Sex offender back in prison
May 15, 2014
A convicted sex offender released on parole last summer returned to prison recently because he repeatedly contacted a teenage girl, according to an Ottawa County deputy’s report.
The girl also told investigators the man raped her in January, although the Ottawa County prosecutor’s office never filed rape charges against him.
It’s unclear why that decision was made, as county prosecutor Mark Mulligan did not return multiple phone messages seeking comment.
Instead, McClain Durst, 25, of Sandusky — who has a history of sexual misconduct against girls — was charged with contributing to the unruliness of a child. He waived his right to a parole board hearing and accepted 150 days in prison, according to his Erie County parole officer Catherine Hastings.
Durst’s first prison stint stemmed from sex crimes in Sandusky and Seneca counties. About four years ago, he was indicted in Sandusky County on three counts of unlawful sexual conduct with a minor and, in Seneca County, one count of the same offense.
He was sentenced to 52 months in prison. He started his sentence on Jan. 29, 2010, and was released on parole on June 21, 2013 — about 11 months early, according to the Ohio Department of Rehabilitation and Corrections.
In early February, Ottawa County deputies caught wind of the latest incident, after the girl’s friends told a school resource officer that the girl said Durst raped her. The officer contacted Oak Harbor police, who in turn asked deputies to investigate.
The 17-year-old girl met with Ottawa County Deputy Amy Gloor, whose report the Register recently obtained after making a public records request.
Gloor investigated the case and gathered a variety of evidence that showed Durst had, at the very least, been communicating with the teenage girl for some time.
”He wasn’t supposed to be talking with minors at all,” Gloor said.
The girl told deputies the communication began last November, when Durst began “snap chatting” her — referring to a social media and photo-sharing application in which photos disappear a few seconds after users send them.
She said she did not know Durst before the “snap chats.” She told deputies she was “kind of” dating Durst for a brief time, although she pointed out that the relationship was not sexual.

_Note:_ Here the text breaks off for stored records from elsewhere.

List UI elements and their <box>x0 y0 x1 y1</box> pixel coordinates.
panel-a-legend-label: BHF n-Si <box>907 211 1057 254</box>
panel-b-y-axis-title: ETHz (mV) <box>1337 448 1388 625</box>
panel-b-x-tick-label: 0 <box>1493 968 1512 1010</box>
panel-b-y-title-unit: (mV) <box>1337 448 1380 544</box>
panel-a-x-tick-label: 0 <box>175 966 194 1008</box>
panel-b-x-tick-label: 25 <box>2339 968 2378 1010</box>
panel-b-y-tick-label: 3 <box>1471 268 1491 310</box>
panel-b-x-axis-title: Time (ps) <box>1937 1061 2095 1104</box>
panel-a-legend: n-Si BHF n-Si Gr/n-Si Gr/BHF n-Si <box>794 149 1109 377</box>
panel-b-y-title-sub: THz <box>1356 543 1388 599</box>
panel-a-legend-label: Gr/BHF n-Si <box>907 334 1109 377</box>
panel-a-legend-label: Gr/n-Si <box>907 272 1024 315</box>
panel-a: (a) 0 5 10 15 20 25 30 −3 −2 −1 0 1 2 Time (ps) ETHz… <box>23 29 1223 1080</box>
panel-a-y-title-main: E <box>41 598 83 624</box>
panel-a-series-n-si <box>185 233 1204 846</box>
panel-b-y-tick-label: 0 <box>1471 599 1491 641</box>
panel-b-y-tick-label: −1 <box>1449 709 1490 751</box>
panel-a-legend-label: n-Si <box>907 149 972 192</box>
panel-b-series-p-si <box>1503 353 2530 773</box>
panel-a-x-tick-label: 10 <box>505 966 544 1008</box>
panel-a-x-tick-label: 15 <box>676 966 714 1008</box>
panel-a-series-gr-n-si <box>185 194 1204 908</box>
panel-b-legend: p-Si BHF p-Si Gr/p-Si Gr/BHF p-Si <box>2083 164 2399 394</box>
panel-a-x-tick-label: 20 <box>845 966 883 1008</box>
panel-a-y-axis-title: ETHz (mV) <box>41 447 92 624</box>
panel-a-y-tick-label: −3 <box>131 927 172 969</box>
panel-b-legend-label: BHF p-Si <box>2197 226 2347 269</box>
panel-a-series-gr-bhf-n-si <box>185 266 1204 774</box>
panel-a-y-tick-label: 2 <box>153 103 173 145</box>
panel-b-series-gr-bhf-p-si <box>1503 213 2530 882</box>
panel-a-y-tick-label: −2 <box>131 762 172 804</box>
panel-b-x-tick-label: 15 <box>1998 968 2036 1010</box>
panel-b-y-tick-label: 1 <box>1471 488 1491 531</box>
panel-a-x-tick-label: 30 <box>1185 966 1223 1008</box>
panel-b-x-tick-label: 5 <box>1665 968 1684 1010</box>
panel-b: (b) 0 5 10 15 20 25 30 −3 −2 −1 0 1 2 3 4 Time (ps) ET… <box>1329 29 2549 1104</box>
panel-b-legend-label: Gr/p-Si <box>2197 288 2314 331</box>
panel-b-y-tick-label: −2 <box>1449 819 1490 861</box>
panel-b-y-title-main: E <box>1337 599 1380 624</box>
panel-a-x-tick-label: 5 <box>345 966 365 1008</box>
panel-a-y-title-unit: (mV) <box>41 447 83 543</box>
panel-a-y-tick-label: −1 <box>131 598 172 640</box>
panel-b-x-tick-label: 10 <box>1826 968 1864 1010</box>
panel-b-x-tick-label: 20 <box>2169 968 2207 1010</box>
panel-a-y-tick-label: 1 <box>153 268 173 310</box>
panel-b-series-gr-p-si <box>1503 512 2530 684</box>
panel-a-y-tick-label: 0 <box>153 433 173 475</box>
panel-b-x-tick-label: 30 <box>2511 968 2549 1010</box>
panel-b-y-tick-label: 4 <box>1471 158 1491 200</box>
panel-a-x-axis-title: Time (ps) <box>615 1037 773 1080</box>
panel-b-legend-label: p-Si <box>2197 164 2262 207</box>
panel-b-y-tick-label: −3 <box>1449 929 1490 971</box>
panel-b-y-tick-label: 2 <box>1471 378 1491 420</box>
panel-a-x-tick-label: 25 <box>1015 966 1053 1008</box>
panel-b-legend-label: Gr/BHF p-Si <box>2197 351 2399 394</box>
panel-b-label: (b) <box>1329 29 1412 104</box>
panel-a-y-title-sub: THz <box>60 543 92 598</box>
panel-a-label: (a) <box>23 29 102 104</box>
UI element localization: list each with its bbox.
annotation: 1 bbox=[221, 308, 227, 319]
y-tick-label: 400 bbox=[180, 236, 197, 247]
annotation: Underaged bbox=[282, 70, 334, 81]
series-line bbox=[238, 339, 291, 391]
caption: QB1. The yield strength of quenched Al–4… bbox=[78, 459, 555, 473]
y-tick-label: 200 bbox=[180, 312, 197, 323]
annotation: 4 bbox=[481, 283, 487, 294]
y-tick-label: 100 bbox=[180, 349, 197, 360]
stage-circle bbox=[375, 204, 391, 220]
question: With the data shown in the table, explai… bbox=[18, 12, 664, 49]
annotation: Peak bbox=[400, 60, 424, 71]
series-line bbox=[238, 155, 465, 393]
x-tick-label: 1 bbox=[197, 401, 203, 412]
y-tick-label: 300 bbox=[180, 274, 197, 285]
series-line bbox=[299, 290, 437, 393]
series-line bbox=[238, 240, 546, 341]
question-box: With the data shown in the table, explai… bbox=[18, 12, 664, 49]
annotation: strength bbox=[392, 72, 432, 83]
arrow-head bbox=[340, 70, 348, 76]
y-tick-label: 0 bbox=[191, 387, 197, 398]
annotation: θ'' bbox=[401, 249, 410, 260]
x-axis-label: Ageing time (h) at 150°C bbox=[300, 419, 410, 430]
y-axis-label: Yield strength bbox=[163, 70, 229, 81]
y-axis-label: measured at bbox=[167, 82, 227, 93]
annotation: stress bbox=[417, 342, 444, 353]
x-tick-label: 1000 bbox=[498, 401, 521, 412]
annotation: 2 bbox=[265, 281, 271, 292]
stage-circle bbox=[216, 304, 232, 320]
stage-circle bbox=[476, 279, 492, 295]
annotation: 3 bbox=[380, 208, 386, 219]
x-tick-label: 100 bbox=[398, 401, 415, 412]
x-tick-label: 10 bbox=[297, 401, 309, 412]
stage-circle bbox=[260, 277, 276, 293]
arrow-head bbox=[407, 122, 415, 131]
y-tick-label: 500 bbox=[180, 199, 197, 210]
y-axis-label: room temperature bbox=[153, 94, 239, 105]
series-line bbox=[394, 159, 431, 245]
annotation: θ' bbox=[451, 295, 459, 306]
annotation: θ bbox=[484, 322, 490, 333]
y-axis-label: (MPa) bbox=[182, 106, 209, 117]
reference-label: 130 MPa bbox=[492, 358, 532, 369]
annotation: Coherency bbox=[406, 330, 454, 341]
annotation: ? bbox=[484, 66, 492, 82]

The girl said Durst then tried to take the relationship to another level and he was relentless in his pursuit of her — following her to work and other places, and he also bought a ring for the girl, the report said.
On Jan. 27, after the girl finished her shift at her new job, she went to an Oak Harbor gas station to get gas, according to the report.
Durst pulled up in an SUV and, because it was cold outside, asked her to get inside his vehicle so they could talk. The girl told Gloor she got inside the vehicle because she had talked to him before and she didn’t think there was any problem.
The girl said Durst then forcibly raped her in the vehicle, the report said. The girl then told a friend about the incident, and they in turn contacted authorities.
Investigators collected the girl’s clothes as evidence and sent them to the Ohio Bureau of Criminal Investigation, where employees determined there was seminal fluid on the garments. The fluid found on the girl’s clothes never underwent an analysis to determine if it was Durst’s DNA.
It’s entirely unclear why those tests were not conducted, as the prosecutor’s office did not return calls seeking comment.
But there were multiple factors as to why Durst was not charged with rape, according to Gloor, such as the unclear nature of his relationship with the alleged victim.”Several witnesses said they were dating,” Gloor said.
At no point in Gloor’s reports, however, does it appear any of those witnesses could say if the girl had sex with Durst prior to the Jan. 27 incident. The girl maintained she did not have sex with him.
When the girl’s mother learned of the allegations, she demanded authorities arrest Durst and charge him with rape. For his part, Durst denied the allegations and said his DNA would not be found on the clothing.
Gloor said she took about two months of sick leave for a medical procedure, and when she returned from sick leave the case was closed.
In March, the Ottawa County prosecutor’s office charged Durst with the misdemeanor contributing offense — for his communications with the girl.
The DNA evidence on the clothing was never tested to see if it matched to Durst.
A Register reporter left multiple messages with the Ottawa County prosecutor’s office this week, but those messages went unreturned.
Durst’s parole officer, Hastings, said the prison term will run a bit short. Durst will reside in a halfway house for an unspecified amount of time after he’s released from prison in July. He’s currently in the Richland Correctional Institution.